本文以法国诗人阿波利奈尔(Guillaume Apollinaire,1880-1918)的一首诗《米拉波桥》(Le Pont Mirabeau)的七种汉译作为切入点,来考察“诗歌翻译”这个大问题。
本文认为,为了对卷帙浩繁的译诗文本进行有效的研究和甄别,有必要建立一种“译诗批评”。怎么建立?必须紧紧围绕“译诗”这两个字:从“译”出发,去考察译诗与原诗的关系;从“诗”出发,去感受译者对语言的诗性敏感,去细究译诗中“诗”的“再生”和接受。
译诗译诗,关键是译。译诗的特质,就是依托原诗,这是被翻译的“跨语言性”所决定的,因此,必须研究译诗的过程;同时,译诗译诗,译的是诗。一首诗是由语言做成的一个活的生命,所以,译诗最根本的问题仍然是:一首诗怎样才能在翻译之后还能成为“另一首诗”?最后,诗无达诂,译无定译。一首译诗的生命力究竟有多长?译者自己无法回答。只有读者能够回答。在时间的维度上,翻译的意义最终是过渡,把原文过渡给未来。
《米拉波桥》的七种汉译表明,一首诗和它的译文之间的关系是“从一个到另一个”(而这“另一个”实际上意味着“另一些”,是复数而不是单数),也即原诗与译诗之间是“一与多”的关系。一首诗不管谁来译,不管以什么方法来译,不管译入哪一种语言,也不管译入另一种语言后的结果如何,可以肯定的是,译诗变成了原诗的“另一个”。
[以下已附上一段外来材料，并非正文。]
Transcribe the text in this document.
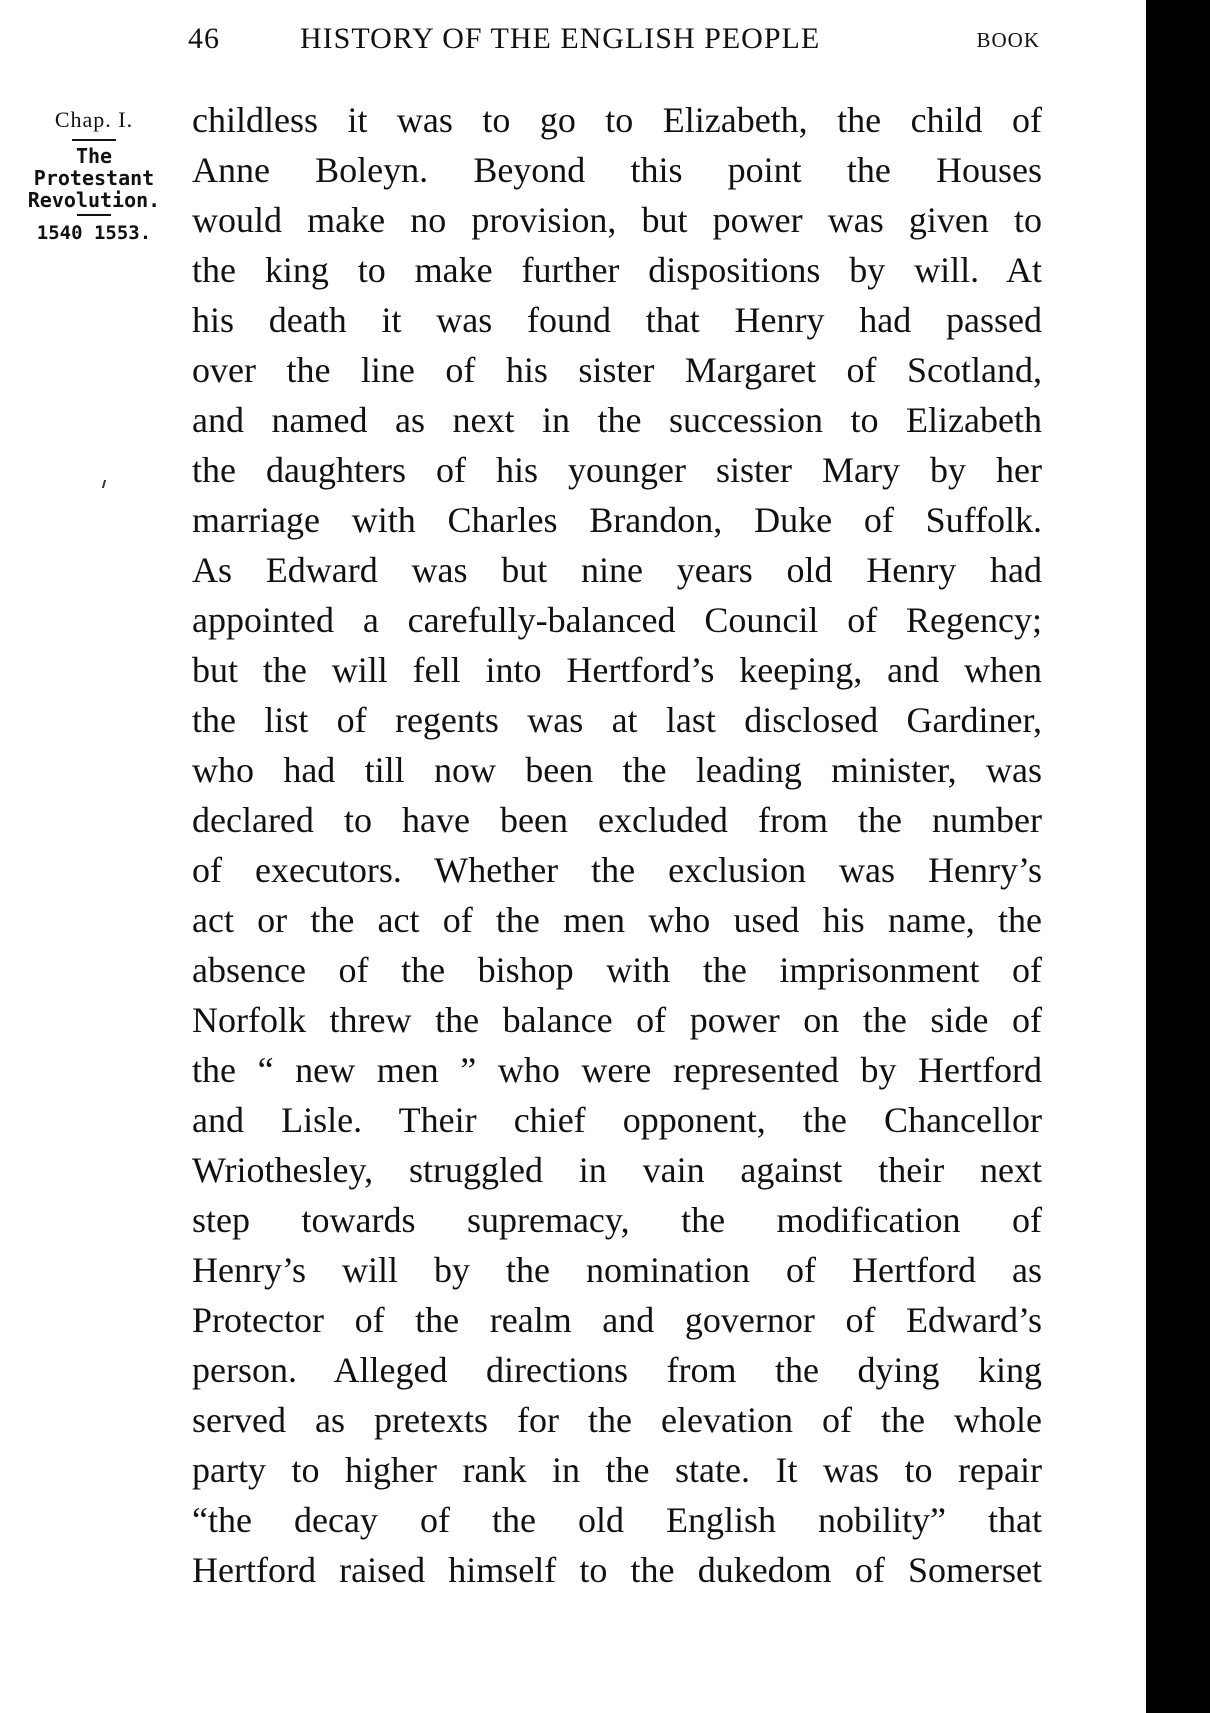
46	HISTORY OF THE ENGLISH PEOPLE	BOOK
Chap. I.
The
Protestant
Revolution.
1540 1553.
childless it was to go to Elizabeth, the child of
Anne Boleyn. Beyond this point the Houses
would make no provision, but power was given to
the king to make further dispositions by will. At
his death it was found that Henry had passed
over the line of his sister Margaret of Scotland,
and named as next in the succession to Elizabeth
the daughters of his younger sister Mary by her
marriage with Charles Brandon, Duke of Suffolk.
As Edward was but nine years old Henry had
appointed a carefully-balanced Council of Regency;
but the will fell into Hertford’s keeping, and when
the list of regents was at last disclosed Gardiner,
who had till now been the leading minister, was
declared to have been excluded from the number
of executors. Whether the exclusion was Henry’s
act or the act of the men who used his name, the
absence of the bishop with the imprisonment of
Norfolk threw the balance of power on the side of
the “ new men ” who were represented by Hertford
and Lisle. Their chief opponent, the Chancellor
Wriothesley, struggled in vain against their next
step towards supremacy, the modification of
Henry’s will by the nomination of Hertford as
Protector of the realm and governor of Edward’s
person. Alleged directions from the dying king
served as pretexts for the elevation of the whole
party to higher rank in the state. It was to repair
“the decay of the old English nobility” that
Hertford raised himself to the dukedom of Somerset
本文对《米拉波桥》的七种汉译展开了比较和批评,进而把“译诗成诗”视为译诗的最终目标。诗是语言的艺术,原诗是作者在“出发语”中的创造性写作,那么译诗也一样,译者必须以“译的方式”在“目的语”中进行创造性写作。
本文最后提出了“再生理论”(译者在“目的语”中重新生成“另一首诗”的语言形式和精神意义)。“再生理论”将译诗过程分为三个阶段:阅读一首诗,理解一首诗,翻译一首诗;这三个阶段分别对应三个结果:整体,差异,再生。阅读一首诗时,译者心中必须有一个“整体观”,每一行诗句都应该结合上下文来体验;理解一首诗时,译者应该把它“据为己有”,在自我理解中去领悟一首诗的言外之意;翻译一首诗,实际上是用另一种语言“重新写作(另一首诗)”。
从本质上说,诗歌翻译是一种“跨语言”的诗歌写作。它不只是一项语义转换的工作,更是一项诗意“再生”的工作。“再生”理论强调译诗过程中“译者”的主体性,指出译诗的关键是能否在“目的语”中重新生成另一首诗的语言表达式。当然,这取决于每一个译者的语言敏感性和创造力。
译文Translation
Poem Translation: From One to ‘Another’
Starting from the seven Chinese versions of the poem Le Pont Mirabeau by French poet Guillaume Apollinaire, this paper intends to explore the major problem of ‘poem translation’ in the field.
This paper proposes a necessity of the establishment of a ‘poem-translation criticism’ for the purpose of an effective study and determination of the translated texts of huge numbers of poems. But how? It should be established on the basis of the two words translate and poem. Concerning the word ‘translate’, we need to examine the relationship between the ‘translated version’ and ‘original version’ of a poem. Concerning the word ‘poem’, we ought to think about the translator’s sensitivity to the language, and to investigate the acceptance and rebirth of the poem in the translated versions.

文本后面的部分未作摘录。